LAWS(RAJ)-1960-6-6

TEJ SINGH Vs. PRABHU

Decided On June 29, 1960
TEJ SINGH Appellant
V/S
PRABHU Respondents

JUDGEMENT

(1.) These two appeals have been filed against an appellate order of the learned Divisional Commissioner, Udaipur dated 21.7.59 and shall be disposed of by this single judgment, as a common point of law is involved, in both of them. It appears that in the two appeals pending before the learned Commissioner it was prayed that one of the appellants viz.. Nazar Sing having died, his legal representatives Shri Basanti Lal and Shrimati Roop Kanwer, father and widow respectively of the deceased Nazar Singh be brought on record for prosecuting the appeals. On notice having been given to the opposite party to show cause why the said legal representatives be not brought on record, they alleged that the deceaseds daughters daughter should have also been made a legal representative in addition to the two persons referred to above, and as no such prayer was made within the prescribed period of limitation the whole of the appeal should abate. This argument was based on sec. 8 of the Hindu Succession Act, 1956. Somehow, it prevailed with the learned Commissioner, who thought that the daughters daughter of the deceased being a heir under the Hindu Succession Act, 1956, was also a legal representative of the deceased and should have been along with others brought on record and that on failure to do so within the prescribed period of limitation the appeals before him were bound to abate in toto.

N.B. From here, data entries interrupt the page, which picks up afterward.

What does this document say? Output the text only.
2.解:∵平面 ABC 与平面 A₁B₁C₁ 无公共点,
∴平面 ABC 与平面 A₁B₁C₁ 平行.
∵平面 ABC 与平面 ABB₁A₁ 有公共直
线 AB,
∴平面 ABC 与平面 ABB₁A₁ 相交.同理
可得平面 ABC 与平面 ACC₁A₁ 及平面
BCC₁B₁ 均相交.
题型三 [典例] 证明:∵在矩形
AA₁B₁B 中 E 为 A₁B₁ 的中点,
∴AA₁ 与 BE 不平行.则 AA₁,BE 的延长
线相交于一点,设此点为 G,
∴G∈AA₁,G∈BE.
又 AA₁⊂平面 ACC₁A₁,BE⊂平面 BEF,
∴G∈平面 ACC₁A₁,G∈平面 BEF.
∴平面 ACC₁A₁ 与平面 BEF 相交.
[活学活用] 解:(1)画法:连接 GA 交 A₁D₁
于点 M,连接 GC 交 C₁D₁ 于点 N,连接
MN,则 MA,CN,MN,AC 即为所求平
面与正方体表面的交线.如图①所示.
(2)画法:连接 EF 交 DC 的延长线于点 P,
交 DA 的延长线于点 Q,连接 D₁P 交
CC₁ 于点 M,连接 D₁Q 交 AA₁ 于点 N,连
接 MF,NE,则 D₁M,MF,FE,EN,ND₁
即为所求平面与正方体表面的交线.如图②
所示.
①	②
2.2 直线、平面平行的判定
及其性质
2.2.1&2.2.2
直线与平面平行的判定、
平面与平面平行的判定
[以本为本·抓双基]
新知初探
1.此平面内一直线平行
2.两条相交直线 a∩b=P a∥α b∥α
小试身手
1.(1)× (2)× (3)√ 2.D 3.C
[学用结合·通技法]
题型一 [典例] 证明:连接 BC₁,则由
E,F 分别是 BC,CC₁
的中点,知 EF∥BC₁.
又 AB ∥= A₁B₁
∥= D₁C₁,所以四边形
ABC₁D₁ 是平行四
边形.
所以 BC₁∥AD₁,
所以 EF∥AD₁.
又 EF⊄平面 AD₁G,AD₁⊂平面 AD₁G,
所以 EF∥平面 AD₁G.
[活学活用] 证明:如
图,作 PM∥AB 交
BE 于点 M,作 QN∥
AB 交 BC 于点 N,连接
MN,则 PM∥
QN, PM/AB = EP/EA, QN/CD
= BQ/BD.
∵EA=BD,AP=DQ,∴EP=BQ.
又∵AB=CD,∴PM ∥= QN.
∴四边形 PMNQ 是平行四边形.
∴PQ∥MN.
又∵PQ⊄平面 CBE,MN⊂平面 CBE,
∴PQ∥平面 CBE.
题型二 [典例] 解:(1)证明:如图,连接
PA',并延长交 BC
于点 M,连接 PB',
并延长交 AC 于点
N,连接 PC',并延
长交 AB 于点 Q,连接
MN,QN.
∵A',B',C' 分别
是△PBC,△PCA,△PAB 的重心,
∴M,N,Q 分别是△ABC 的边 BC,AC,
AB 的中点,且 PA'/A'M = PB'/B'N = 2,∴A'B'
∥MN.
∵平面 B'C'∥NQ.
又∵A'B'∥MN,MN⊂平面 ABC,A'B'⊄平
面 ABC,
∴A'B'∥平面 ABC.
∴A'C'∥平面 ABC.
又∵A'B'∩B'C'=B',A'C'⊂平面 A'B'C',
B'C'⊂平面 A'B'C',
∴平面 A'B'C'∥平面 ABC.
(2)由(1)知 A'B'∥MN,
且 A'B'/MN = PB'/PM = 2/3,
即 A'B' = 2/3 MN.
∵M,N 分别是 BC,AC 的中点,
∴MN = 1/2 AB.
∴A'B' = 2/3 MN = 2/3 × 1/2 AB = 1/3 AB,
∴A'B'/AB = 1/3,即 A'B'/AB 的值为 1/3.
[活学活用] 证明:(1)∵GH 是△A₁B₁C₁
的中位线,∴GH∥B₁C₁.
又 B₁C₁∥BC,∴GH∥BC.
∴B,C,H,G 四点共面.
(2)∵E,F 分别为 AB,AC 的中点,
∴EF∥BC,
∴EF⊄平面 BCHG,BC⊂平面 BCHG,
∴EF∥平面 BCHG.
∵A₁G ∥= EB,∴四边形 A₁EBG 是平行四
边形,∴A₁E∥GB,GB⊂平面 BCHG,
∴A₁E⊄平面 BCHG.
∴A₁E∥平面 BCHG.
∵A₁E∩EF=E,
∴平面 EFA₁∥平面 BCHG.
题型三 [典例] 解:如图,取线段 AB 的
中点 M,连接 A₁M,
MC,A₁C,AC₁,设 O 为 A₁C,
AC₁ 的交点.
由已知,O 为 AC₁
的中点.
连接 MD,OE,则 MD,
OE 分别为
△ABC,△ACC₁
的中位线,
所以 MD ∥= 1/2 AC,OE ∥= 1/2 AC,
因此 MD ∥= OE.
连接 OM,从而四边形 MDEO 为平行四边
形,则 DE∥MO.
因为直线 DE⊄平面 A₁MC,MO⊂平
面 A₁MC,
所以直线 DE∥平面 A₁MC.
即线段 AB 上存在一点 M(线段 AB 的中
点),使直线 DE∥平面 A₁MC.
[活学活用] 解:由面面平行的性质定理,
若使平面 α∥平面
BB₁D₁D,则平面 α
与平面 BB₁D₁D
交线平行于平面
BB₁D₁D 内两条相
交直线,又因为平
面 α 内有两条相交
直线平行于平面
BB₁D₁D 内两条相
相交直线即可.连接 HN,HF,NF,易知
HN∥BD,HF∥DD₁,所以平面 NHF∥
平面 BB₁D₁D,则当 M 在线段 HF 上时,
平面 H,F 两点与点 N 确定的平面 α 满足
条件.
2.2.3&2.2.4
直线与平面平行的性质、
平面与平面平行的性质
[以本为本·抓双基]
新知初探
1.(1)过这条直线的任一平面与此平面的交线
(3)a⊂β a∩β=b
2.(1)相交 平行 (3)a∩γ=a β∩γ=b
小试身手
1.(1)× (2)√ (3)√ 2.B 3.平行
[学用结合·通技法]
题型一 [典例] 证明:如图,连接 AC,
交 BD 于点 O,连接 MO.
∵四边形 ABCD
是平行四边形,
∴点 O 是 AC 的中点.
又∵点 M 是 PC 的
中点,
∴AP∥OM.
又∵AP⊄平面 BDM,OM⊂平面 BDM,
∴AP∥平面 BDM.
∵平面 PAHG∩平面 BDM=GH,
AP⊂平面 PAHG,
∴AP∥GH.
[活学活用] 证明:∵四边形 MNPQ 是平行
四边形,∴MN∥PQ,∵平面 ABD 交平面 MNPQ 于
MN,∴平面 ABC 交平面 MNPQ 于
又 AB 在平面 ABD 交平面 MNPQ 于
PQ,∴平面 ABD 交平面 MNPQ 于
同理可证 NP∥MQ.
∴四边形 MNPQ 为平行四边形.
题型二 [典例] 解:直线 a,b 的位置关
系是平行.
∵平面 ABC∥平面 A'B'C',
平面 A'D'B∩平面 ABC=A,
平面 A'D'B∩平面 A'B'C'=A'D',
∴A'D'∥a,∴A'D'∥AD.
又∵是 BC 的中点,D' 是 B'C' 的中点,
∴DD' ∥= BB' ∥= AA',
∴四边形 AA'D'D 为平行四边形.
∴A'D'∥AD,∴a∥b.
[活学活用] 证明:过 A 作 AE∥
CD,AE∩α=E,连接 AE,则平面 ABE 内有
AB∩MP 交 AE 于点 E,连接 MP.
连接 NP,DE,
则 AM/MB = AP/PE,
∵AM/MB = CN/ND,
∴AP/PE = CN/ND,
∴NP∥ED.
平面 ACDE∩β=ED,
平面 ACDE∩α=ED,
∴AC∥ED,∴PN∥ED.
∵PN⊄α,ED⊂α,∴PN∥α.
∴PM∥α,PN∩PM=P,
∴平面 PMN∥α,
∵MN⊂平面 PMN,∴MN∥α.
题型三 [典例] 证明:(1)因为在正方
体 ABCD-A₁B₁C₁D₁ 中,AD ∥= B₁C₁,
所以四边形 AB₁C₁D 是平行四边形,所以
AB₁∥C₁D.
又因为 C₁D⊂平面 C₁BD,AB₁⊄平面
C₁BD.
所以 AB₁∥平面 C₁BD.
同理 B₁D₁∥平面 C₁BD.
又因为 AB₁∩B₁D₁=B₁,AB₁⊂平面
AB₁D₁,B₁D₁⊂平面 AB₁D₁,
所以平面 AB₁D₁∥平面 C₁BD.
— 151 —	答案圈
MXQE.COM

(2.) This is the order in both the appeals before us. The learned counsel for the appellants pointed out that the decision given by the lower appellate court was based on an incorrect appreciation of the provisions of the law in this behalf. It was urged that the application of sec. 8 of Hindu Succession Act 1956 was exempted by sec. 4(2) of the Act in so far as it related to the devolution of tenancy rights in respect of an agricultural holding. This contention is bound to succeed. The dispute between the parties admittedly relates to an agricultural holding and the legal representatives of the deceased tenure -holder will be only such heirs as are recognised for purposes of succession in sec. 40 of the Raj. Tenancy Act which was in force on the date when this question arose. The parties are Hindus and in this context, the expression personal law in sec. 40 of the Rajasthan Tenancy Act means Hindu Law. The father and the widow of the deceased, exclude a daughters daughter from being an heir of a deceased tenant under Hindu Law. The principle of recognising particular persons as preferential heirs to the exclusion of others known to Hindu Law has not been abrogated by the Hindu Succession Act. A similar question came up for decision before the Bombay High Court, which in A. I. R., 1959, page 78, held that the law regarding devolution of Tenancy rights in respect of agricultural holdings amongst Hindus which was in force at the time of the enactment of the Hindu Succession Act, 1956 was clearly saved by sub -sec. 2 of sec. 4 of the Act. This leaves no room to doubt that in the presence of the father and widow, a daughters daughter of the deceased tenant could not be brought on record as his legal representative in the appeals pending before the learned Commissioner. The lower appellate court was, therefore, clearly wrong in holding that as the daughters daughter was not made a legal representative of the deceased within the prescribed period of limitation, the appeal should abate in toto. Accordingly, we allow both the appeals set - aside the orders of the lower court and direct him to proceed further with the hearing of the appeals after bringing the father and widow of the deceased on record as legal representatives if the prayer to do so was made within the prescribed period of limitation.